Plain x-rays may or may not show FAI or the true extent of it as the angle of the x-rays is very important. Additional specific views such as ‘cross-table lateral’ or ‘false profile’ may be obtained to give the best view of the femoral neck.
FAI will show on MRI and a lot of surgeons are now obtaining CT scans with 3D reconstruction to get a better view of exactly where the impingement is. CT scans however are not always required for a diagnosis of FAI and expose you to a lot of radiation so are best to avoid if possible.

Treatment:
Traditional treatment for FAI is a trochanteric flip osteotomy. In this invasive technique a large incisision is made down the lateral thigh. The surgeon cuts off the outer-most section of the greater trochanter to protect blood supply and muscle attachments and flips it out of the way before dislocating the hip anteriorly. This allows the surgeon full access and an unobstructed view of the joint. Both cam and pincer impingements as well as labral tears can be remedied this way.
Cam impingement is usually reduced with a high speed burr and sufficient offset will be tested for intraoperatively. It is important that the surgeon does not remove too much bone as this can result in a weak bone susceptible to fracture and it is also important that the surgeon removes enough bone so as not to leave remaining impingement.
Pincer impingement is treated by removing the labrum over the area with bony overgrowth, shaving back the bone and reattaching the labrum with sutures and anchors.
When the surgery is finished, the joint will be relocated and assessed for ROM. The greater trochanter will be screwed back together and the wound sutured or stapled closed.
Retroverted acetabulums may require a much more severe surgery such as Periacetabular Osteotomy (PAO) where several cuts are made in bones of the pelvis and the whole pelvis is realigned.

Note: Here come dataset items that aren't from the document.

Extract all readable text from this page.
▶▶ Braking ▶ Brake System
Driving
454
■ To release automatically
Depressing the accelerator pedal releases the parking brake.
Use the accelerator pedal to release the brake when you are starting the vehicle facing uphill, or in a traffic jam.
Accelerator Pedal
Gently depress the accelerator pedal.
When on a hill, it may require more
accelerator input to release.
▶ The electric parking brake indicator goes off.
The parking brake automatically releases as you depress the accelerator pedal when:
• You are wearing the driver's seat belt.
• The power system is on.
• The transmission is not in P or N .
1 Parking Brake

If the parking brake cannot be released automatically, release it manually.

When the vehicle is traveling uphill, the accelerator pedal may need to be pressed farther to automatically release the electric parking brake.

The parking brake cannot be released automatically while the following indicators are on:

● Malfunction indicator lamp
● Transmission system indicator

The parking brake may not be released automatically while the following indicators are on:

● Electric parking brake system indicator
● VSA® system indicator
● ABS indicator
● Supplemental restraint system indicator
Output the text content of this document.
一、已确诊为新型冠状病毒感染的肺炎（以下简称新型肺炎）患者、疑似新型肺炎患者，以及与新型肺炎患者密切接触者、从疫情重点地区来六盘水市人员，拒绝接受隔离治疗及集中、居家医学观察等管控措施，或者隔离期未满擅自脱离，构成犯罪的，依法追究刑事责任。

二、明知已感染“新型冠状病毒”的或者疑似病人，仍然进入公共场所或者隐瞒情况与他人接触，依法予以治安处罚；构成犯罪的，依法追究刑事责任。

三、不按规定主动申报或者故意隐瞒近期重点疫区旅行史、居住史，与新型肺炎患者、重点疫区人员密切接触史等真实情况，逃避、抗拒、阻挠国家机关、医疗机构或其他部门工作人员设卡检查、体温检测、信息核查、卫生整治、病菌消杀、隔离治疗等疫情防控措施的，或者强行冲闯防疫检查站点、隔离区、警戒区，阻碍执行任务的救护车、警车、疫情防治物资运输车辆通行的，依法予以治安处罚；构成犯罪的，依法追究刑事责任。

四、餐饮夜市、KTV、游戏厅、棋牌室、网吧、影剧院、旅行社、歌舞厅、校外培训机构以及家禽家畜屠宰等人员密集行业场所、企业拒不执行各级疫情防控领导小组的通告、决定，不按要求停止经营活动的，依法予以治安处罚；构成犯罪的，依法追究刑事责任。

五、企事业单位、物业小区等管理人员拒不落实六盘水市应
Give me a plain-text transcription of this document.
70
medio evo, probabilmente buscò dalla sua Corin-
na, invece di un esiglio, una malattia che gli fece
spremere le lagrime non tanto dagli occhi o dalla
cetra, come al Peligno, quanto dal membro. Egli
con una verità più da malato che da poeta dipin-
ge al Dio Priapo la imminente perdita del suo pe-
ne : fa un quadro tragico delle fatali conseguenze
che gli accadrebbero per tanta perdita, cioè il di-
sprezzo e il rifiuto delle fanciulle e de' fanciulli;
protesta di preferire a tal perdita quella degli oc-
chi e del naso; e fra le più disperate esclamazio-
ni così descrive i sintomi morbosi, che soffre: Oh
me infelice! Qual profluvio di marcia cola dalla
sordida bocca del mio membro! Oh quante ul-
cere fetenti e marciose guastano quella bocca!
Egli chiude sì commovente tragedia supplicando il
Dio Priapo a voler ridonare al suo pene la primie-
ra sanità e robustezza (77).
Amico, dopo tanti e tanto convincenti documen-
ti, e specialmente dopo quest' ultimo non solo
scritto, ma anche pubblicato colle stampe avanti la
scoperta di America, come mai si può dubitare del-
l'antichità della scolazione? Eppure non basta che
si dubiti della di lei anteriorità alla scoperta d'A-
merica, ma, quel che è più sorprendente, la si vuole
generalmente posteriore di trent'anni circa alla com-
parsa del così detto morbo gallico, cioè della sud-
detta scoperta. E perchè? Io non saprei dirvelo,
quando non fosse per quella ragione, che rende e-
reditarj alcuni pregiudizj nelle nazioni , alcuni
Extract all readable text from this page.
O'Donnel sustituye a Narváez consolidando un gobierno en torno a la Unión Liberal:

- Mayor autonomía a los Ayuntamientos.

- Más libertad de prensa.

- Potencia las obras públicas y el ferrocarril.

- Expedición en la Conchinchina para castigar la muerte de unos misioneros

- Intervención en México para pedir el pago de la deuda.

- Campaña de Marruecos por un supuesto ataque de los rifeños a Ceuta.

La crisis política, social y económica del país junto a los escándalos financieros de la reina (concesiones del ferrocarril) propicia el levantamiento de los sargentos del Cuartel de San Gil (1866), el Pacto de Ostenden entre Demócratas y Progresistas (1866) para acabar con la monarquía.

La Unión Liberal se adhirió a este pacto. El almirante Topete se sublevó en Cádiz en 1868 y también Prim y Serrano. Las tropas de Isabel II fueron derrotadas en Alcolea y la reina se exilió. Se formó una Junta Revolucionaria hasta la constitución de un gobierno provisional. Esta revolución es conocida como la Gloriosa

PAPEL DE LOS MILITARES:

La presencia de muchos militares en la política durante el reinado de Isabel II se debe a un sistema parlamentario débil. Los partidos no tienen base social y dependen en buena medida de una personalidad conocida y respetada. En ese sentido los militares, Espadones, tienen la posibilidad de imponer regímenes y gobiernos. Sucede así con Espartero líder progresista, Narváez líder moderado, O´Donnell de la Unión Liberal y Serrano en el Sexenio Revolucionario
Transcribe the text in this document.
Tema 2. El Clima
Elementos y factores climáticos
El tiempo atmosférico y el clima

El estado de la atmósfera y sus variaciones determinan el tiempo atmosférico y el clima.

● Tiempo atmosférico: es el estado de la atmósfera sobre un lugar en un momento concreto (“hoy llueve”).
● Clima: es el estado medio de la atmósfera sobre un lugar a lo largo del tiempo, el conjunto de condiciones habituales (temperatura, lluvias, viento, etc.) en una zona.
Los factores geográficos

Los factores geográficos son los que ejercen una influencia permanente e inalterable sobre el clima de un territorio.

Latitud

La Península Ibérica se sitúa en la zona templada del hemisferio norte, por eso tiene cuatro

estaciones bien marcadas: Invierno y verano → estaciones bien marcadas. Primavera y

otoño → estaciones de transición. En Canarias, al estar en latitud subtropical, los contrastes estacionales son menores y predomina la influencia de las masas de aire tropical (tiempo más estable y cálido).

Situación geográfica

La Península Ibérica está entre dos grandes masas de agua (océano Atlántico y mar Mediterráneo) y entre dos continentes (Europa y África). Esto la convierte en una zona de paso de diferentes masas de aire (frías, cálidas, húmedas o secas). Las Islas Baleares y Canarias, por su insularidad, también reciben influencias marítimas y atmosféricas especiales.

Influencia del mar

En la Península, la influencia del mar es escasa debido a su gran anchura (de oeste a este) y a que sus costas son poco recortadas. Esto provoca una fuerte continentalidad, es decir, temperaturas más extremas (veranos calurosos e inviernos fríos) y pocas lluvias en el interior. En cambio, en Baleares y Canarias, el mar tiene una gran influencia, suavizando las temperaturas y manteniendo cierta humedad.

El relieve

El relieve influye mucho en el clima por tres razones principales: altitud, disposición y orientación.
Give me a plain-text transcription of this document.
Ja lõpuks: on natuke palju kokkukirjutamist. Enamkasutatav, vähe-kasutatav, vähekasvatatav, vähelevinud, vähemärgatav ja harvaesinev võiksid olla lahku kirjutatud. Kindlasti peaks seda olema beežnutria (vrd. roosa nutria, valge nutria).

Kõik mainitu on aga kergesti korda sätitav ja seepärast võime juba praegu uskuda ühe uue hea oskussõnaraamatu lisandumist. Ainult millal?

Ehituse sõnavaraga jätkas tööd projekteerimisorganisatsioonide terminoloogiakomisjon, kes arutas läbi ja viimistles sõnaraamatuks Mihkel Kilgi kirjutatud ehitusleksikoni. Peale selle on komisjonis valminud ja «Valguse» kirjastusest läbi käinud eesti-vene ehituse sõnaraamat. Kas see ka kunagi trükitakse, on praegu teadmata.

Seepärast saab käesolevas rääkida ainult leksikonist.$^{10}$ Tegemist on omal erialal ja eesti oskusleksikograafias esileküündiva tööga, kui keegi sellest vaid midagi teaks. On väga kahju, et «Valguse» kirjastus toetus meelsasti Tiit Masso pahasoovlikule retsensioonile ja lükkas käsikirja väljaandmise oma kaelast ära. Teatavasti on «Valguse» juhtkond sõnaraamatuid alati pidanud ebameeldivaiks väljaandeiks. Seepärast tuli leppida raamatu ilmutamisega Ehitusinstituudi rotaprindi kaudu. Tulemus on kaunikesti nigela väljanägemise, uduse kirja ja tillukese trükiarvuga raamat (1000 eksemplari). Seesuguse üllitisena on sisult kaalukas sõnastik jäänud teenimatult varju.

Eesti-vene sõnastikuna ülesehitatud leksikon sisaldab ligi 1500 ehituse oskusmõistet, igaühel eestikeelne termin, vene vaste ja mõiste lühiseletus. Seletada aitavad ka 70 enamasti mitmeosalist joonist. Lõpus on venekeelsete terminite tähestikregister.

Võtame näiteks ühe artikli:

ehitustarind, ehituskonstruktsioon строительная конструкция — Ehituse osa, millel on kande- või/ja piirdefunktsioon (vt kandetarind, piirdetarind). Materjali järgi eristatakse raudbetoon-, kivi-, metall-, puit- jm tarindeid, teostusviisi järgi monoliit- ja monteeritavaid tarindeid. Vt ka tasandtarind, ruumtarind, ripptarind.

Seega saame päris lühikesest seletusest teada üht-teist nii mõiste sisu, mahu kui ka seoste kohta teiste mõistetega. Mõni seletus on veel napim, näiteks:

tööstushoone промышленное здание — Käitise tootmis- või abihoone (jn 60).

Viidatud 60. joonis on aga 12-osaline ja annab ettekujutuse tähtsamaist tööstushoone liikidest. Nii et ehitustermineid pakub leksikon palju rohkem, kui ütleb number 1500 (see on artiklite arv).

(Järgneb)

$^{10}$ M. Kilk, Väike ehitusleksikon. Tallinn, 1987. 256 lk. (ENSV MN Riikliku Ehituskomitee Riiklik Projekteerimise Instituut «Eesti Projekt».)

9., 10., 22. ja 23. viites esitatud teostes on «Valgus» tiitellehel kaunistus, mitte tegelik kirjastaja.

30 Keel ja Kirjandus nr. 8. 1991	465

Thankfully now, a lot of surgeons are performing less invasive FAI surgeries via an arthroscopic technique. Not all FAI patients can be treated this way, but a lot can be and it will depend on your anatomy and technical skill of your surgeon.
Arthroscopy negates the need for dislocating the hip, however it may reduce the amount of access the surgeon has to the joint.

Being such a specialized surgery with few orthopaedic surgeons in NZ and around the world (although there are more and more every year) who are familiar with and skilled at treating labral tears and FAI I would recommend that anyone who is going down the path of diagnosis and treatment seeks out a surgeon who is well experienced with these particular problems.